Os verdadeiros vilões se destacam por um algo mais. Um fator que os coloca acima dos simples bandidos e inimigos que o grupo encontra e despacha no decorrer das aventuras. Um verdadeiro vilão que se preze tem algo que o torna tão memorável que nenhum outro inimigo chega aos seus pés. É o tipo do indivíduo cuja mera sugestão de seu nome faz os heróis tremerem nas bases.

Todo grade herói possui um desses vilões. Pegue o Batman, por exemplo. Nós vemos o Cavaleiro das Trevas enfrentar o Charada, o Duas Caras e o Pinguim numa boa, são grandes inimigos, mas quando ele tem de enfrentar o Coringa a coisa muda de figura. O grau de ameaça de certos vilões é tamanho que o herói sabe que não pode brincar nesse caso. E perceba que não tem nada a ver com o nível do poder.

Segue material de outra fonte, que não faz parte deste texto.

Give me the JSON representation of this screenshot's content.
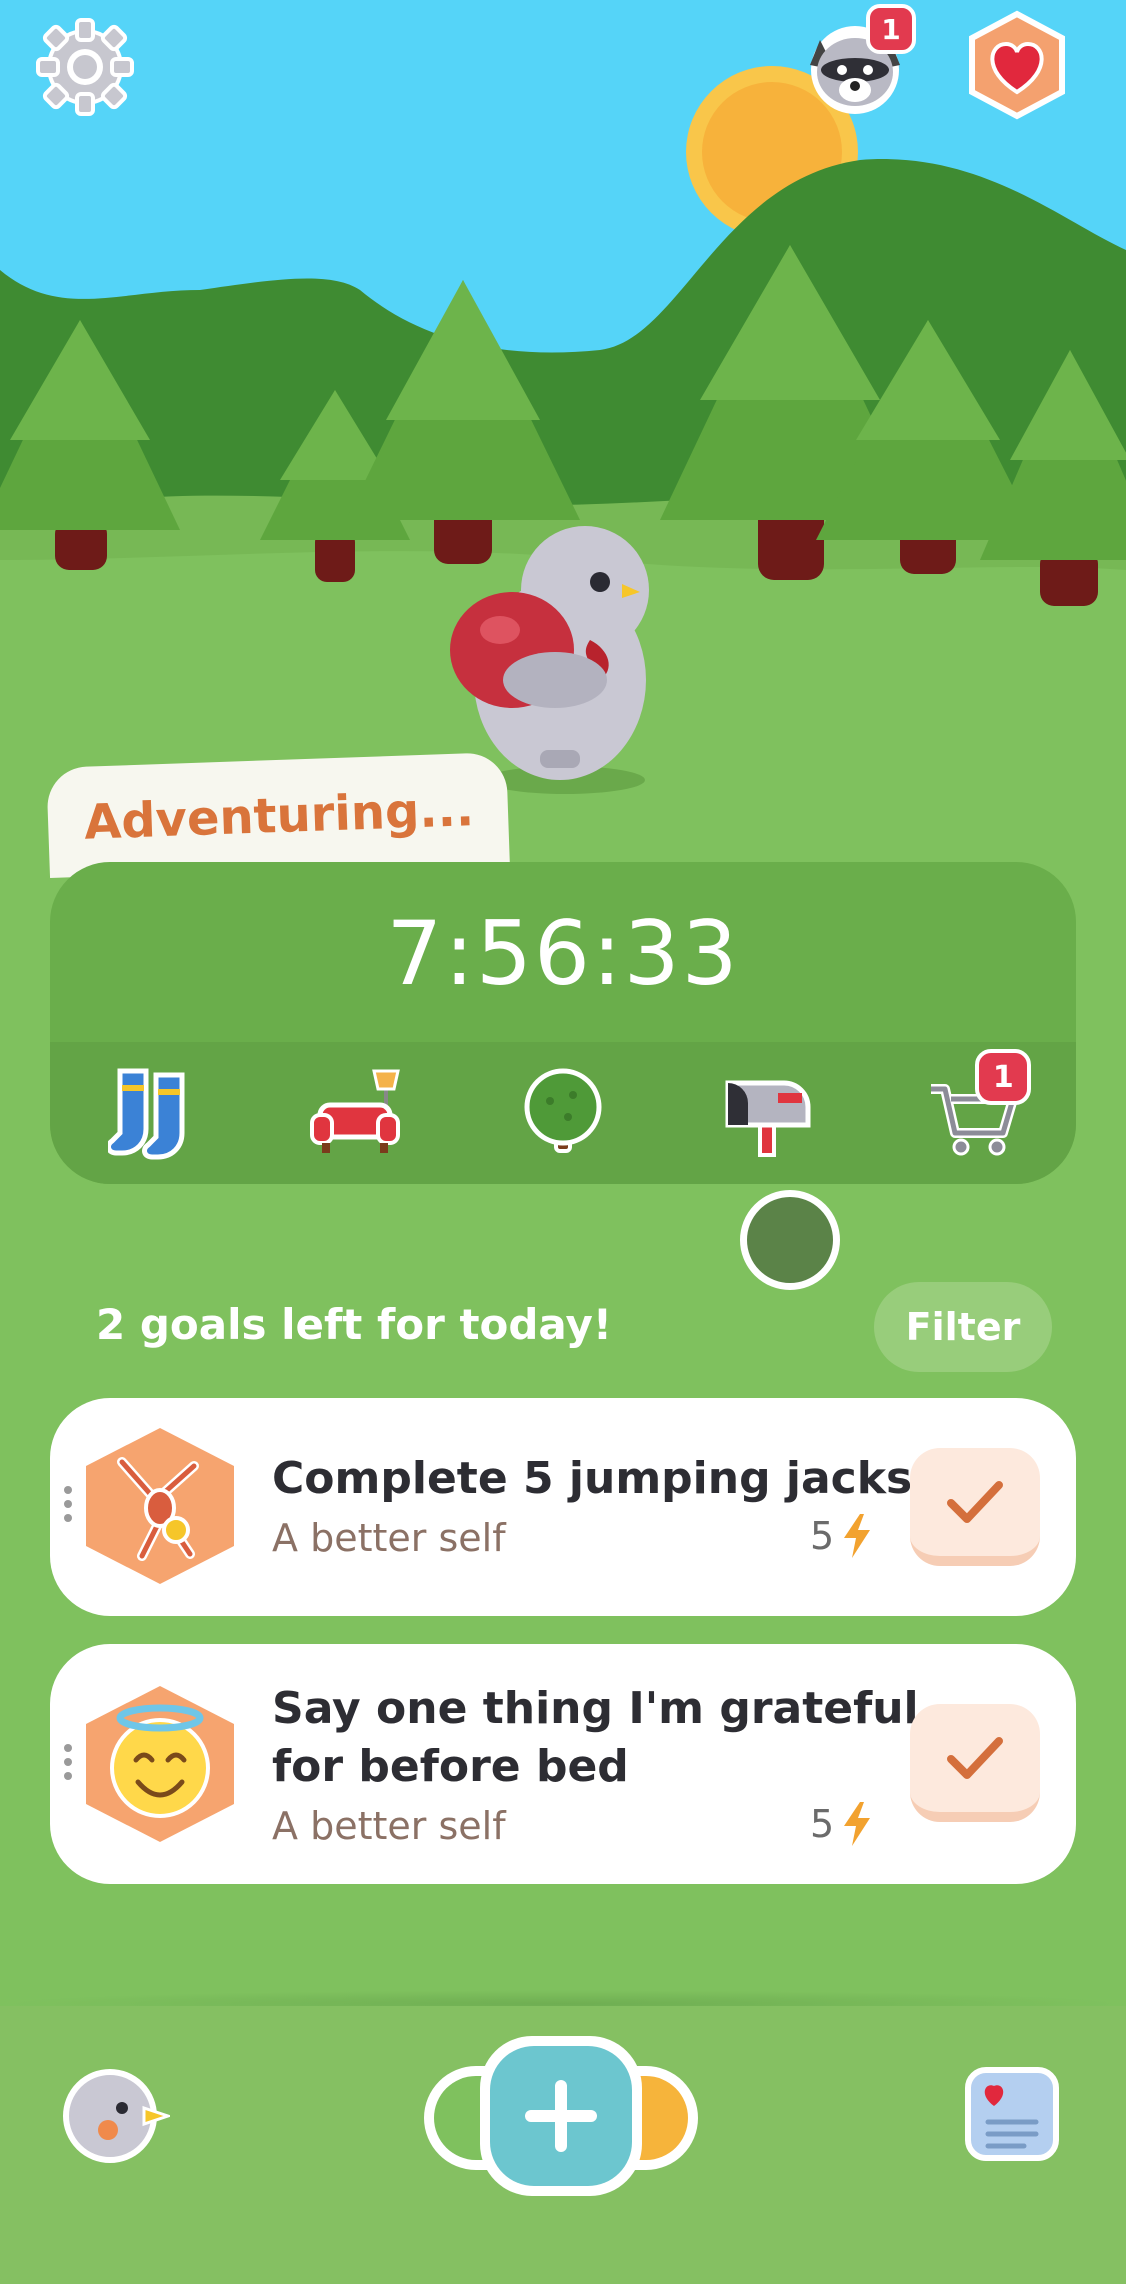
{
  "header": {
    "settings_icon": "gear-icon",
    "friend_icon": "raccoon-avatar-icon",
    "friend_badge": "1",
    "health_icon": "heart-icon"
  },
  "status": {
    "label": "Adventuring...",
    "timer": "7:56:33"
  },
  "items": [
    {
      "name": "socks-icon",
      "badge": ""
    },
    {
      "name": "sofa-icon",
      "badge": ""
    },
    {
      "name": "tree-icon",
      "badge": ""
    },
    {
      "name": "mailbox-icon",
      "badge": ""
    },
    {
      "name": "shopping-cart-icon",
      "badge": "1"
    }
  ],
  "goals": {
    "header": "2 goals left for today!",
    "filter_label": "Filter",
    "list": [
      {
        "title_line1": "Complete 5 jumping jacks",
        "title_line2": "",
        "category": "A better self",
        "points": "5",
        "icon": "jumping-jack-icon"
      },
      {
        "title_line1": "Say one thing I'm grateful",
        "title_line2": "for before bed",
        "category": "A better self",
        "points": "5",
        "icon": "smiling-angel-icon"
      }
    ]
  },
  "colors": {
    "sky": "#55d4f8",
    "grass": "#7fc15e",
    "accent_orange": "#d9743b",
    "check_bg": "#fde9dd",
    "add_button": "#6cc6cf"
  },
  "bottom_nav": {
    "profile_icon": "bird-avatar-icon",
    "add_icon": "plus-icon",
    "journal_icon": "journal-icon"
  }
}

Certos vilões estão em outro patamar eles possuem um "algo mais" que concede profundidade e camadas da mais pura malevolência. Esse fator pode variar muito de acordo com a personalidade do vilão. O fator pode ser a maldade (Darth Vader), a nobreza inquietante (Magneto), a crueldade (Drácula), o ímpeto implacável (Exterminador do Futuro) ou a corrupção moral (Barão Harkonnen). Todos esses vilões possuem um algo mais que os destaca e faz com que os heróis os reconheçam antes de tudo pela sua característica mais forte.

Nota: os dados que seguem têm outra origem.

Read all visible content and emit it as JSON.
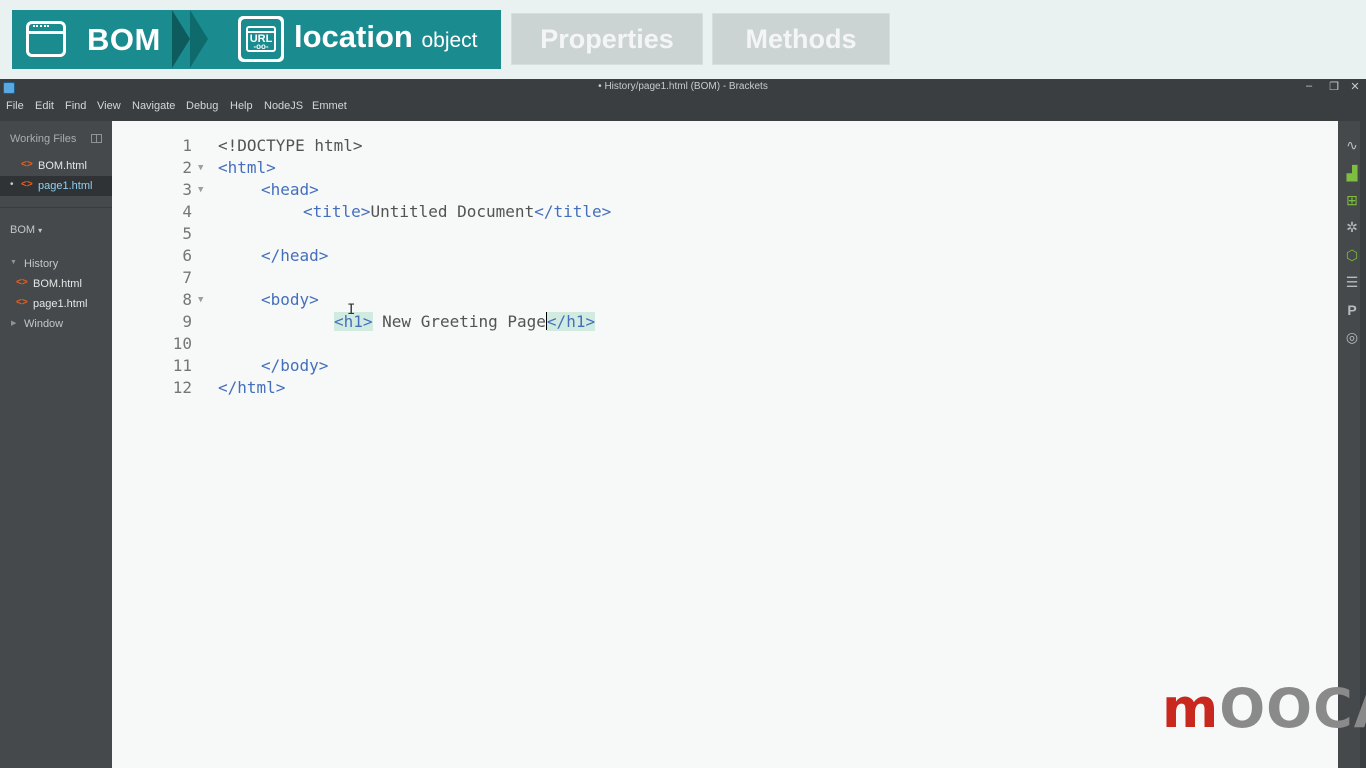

O clássico romance "Os Miseráveis" de Victor Hugo, conta a estória de um prisioneiro que tenta a todo custo reconstruir a sua vida e se livrar da identidade anterior. Seus planos são atrapalhados por um inspetor de polícia obscecado por capturar o único homem que escapou de suas garras. Fica claro que o inspetor de polícia é um vilão diferenciado quando ele prossegue na sua caçada transpondo obstáculos e indo até as últimas consequências.

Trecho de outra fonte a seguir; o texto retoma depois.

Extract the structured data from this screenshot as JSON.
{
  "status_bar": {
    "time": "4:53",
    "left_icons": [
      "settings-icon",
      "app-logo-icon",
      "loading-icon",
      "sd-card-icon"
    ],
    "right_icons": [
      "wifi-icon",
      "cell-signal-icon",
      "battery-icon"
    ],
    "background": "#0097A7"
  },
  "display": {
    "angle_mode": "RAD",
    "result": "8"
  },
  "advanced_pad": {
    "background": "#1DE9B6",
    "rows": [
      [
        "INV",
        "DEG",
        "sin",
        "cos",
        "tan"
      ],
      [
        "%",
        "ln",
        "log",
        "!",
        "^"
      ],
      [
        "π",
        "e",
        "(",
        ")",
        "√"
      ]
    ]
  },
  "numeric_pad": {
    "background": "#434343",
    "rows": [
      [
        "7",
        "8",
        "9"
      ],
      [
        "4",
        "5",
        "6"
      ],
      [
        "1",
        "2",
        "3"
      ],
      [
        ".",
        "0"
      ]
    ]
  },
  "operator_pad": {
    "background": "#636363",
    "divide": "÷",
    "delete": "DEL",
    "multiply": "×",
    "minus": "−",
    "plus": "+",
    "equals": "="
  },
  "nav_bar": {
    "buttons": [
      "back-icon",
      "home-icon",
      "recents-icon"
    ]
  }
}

Um dos vilões que eu gostei bastante de interpretar em Call of Cthulhu foi Malcolm Quarrie na campanha Tatters of the King. Era um vilão cuja qualidade principal transparecia na frieza e na inteligência metódica, ele não perdia a compostura nem mesmo quando o grupo encontrava com ele no surreal Plateau de Leng em meio a uma tribo de degenerados Tcho-Tchos que planejavam devorar os investigadores em um ritual canibal. Quarrie, um acadêmico de Oxford aparecia apenas no final da campanha, mas seu nome era comentado desde o início. Enquanto explicava seus planos macabros para os investigadores - devidamente capturados - ele parecia bem à votade fumando seu cachimbo, como se estivesseem uma reunião em seu escritório e não em uma caverna distante da civilização.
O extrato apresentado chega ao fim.